Identify Your Job Search Bottleneck
Act as a job search diagnostics coach. I have been searching for [TARGET_ROLE] for [DURATION]. Here are my current metrics: applications sent: [APPLICATIONS], response rate: [RESPONSE_RATE], interview conversion: [INTERVIEW_RATE], offers received: [OFFERS]. Diagnose exactly where my funnel is breaking down. Is my problem at the application stage (resume and targeting), the response stage (cover letter and profile), the interview stage (preparation and performance), or the offer stage (negotiation)? Give a specific fix for each weak stage with one action I can take this week.

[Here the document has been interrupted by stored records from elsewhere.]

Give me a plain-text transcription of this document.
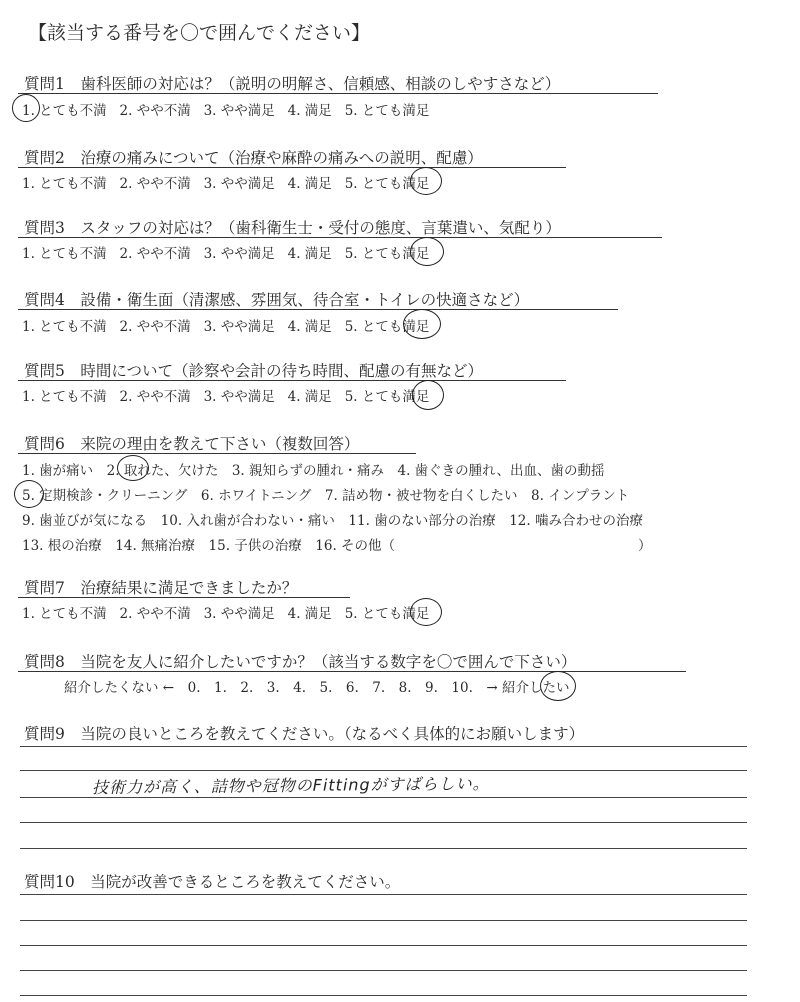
【該当する番号を〇で囲んでください】
質問1　歯科医師の対応は？（説明の明解さ、信頼感、相談のしやすさなど）
1. とても不満 2. やや不満 3. やや満足 4. 満足 5. とても満足
質問2　治療の痛みについて（治療や麻酔の痛みへの説明、配慮）
1. とても不満 2. やや不満 3. やや満足 4. 満足 5. とても満足
質問3　スタッフの対応は？（歯科衛生士・受付の態度、言葉遣い、気配り）
1. とても不満 2. やや不満 3. やや満足 4. 満足 5. とても満足
質問4　設備・衛生面（清潔感、雰囲気、待合室・トイレの快適さなど）
1. とても不満 2. やや不満 3. やや満足 4. 満足 5. とても満足
質問5　時間について（診察や会計の待ち時間、配慮の有無など）
1. とても不満 2. やや不満 3. やや満足 4. 満足 5. とても満足
質問6　来院の理由を教えて下さい（複数回答）
1. 歯が痛い　2. 取れた、欠けた　3. 親知らずの腫れ・痛み　4. 歯ぐきの腫れ、出血、歯の動揺
5. 定期検診・クリーニング　6. ホワイトニング　7. 詰め物・被せ物を白くしたい　8. インプラント
9. 歯並びが気になる　10. 入れ歯が合わない・痛い　11. 歯のない部分の治療　12. 噛み合わせの治療
13. 根の治療　14. 無痛治療　15. 子供の治療　16. その他（　　　　　　　　　　　　　　　　　　）
質問7　治療結果に満足できましたか？
1. とても不満 2. やや不満 3. やや満足 4. 満足 5. とても満足
質問8　当院を友人に紹介したいですか？（該当する数字を〇で囲んで下さい）
紹介したくない ←　0.　1.　2.　3.　4.　5.　6.　7.　8.　9.　10.　→ 紹介したい
質問9　当院の良いところを教えてください。（なるべく具体的にお願いします）
技術力が高く、詰物や冠物のFittingがすばらしい。
質問10　当院が改善できるところを教えてください。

Craft a Story About Failure for an Interview
You are an interview storytelling coach. I need to answer 'Tell me about a time you failed' or 'Describe your biggest professional mistake.' This question terrifies most candidates. Here is a real failure from my career: [FAILURE_DESCRIPTION]. Help me transform this into an interview answer that: is genuinely honest about what went wrong, takes personal ownership without excessive self-criticism, focuses the majority of the answer on what I learned and changed, and ends with evidence that I applied the lesson successfully afterward. Total length: 90 seconds.
Write a Job-Specific Skills Section for a Resume
Act as a resume optimisation specialist. I am applying for [TARGET_ROLE] and my current skills section is generic and unprioritised: [CURRENT_SKILLS_SECTION]. Here is the job description: [JD_TEXT]. Rewrite my skills section to: lead with the skills most relevant to this specific JD, use exact terminology from the job description for ATS compatibility, remove skills that are irrelevant or assumed for this level, and organise into logical groups (Technical, Domain, Leadership, Tools). Maximum 15 skills in the final version.
Prepare for a Psychometric or Personality Test
You are an occupational psychology coach. I have been asked to complete a [PSYCHOMETRIC_TEST_TYPE] test (e.g. MBTI, DISC, Hogan, SHL, Watson-Glaser) as part of the hiring process for [JOB_TITLE] at [COMPANY_NAME]. Explain: what this test is actually measuring, whether I should answer strategically or authentically, how the company is likely to use the results, what scores or profiles are typically favoured for this role type, and how to prepare so I perform at my natural best rather than second-guessing myself.
Write a Post-Interview Debrief for Continuous Improvement
Act as an interview performance coach. I just completed an interview for [JOB_TITLE] at [COMPANY_NAME]. I want to debrief it systematically to improve for next time. Here is how it went: [INTERVIEW_SUMMARY]. Help me complete a structured post-interview debrief covering: questions I answered well and why, questions I stumbled on and a better answer, things I noticed about the interviewer's reactions, what I would change if I could do it again, and one concrete preparation action before my next interview.
Address a Short Job Tenure on a Resume
You are a resume strategy coach. I have a short tenure on my resume — I left [COMPANY_NAME] after only [DURATION] because [REAL_REASON]. I am worried this will be flagged as a red flag by recruiters and ATS systems. Advise me on: whether to include it or leave it out (with pros and cons of each), how to frame it in a resume if I keep it, how to address it proactively in a cover letter, and the exact words to use when asked about it in an interview without sounding defensive or dishonest.